115 Assignment: Montaigne, Un trait de quelques ambassadeurs (Essais I, 17)


UN TRAIT DE QUELQUES AMBASSADEURS (pdf)


[fragment 1]

J’observe en mes voyages cette pratique, pour apprendre toujours quelque chose par la communication d’autrui (qui est une des plus belles écoles qui puisse être), de ramener toujours ceux avec qui je confère aux propos des choses qu’ils savent le mieux

Que le marin se borne à parler des vents,

Le laboureur des taureaux, le guerrier de ses blessures

Et le pâtre de ses troupeaux.

(Vers de Properce [II, 1], cités par Montaigne en italien)

Car il advient le plus souvent, au rebours, que chacun choisit plutôt à discourir du métier d’un autre que du sien, estimant que c’est autant de nouvelle réputation acquise : témoin le reproche qu’Archidamos fit à Periandre, qu’il quittait la gloire de bon médecin pour acquérir celle de mauvais poète.

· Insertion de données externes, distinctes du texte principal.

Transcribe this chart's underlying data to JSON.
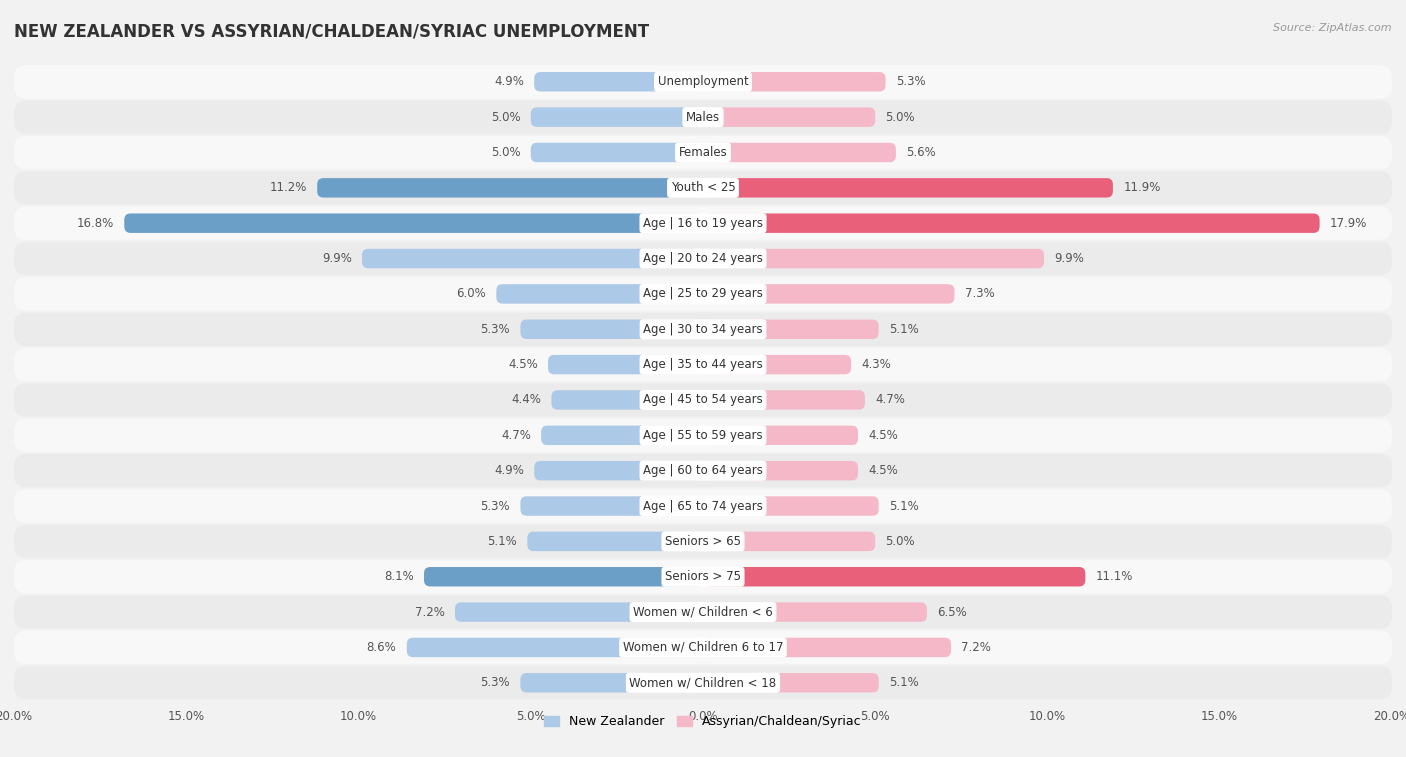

Voyez combien César se déploie largement à nous faire entendre ses inventions à bâtir ponts et engins ; et combien au prix il va se serrant où il parle des offices de sa profession, de sa vaillance et conduite de sa milice. Ses exploits le vérifient assez capitaine excellent: iI se veut faire connaître excellent ingénieur, qualité en quelque façon étrangère.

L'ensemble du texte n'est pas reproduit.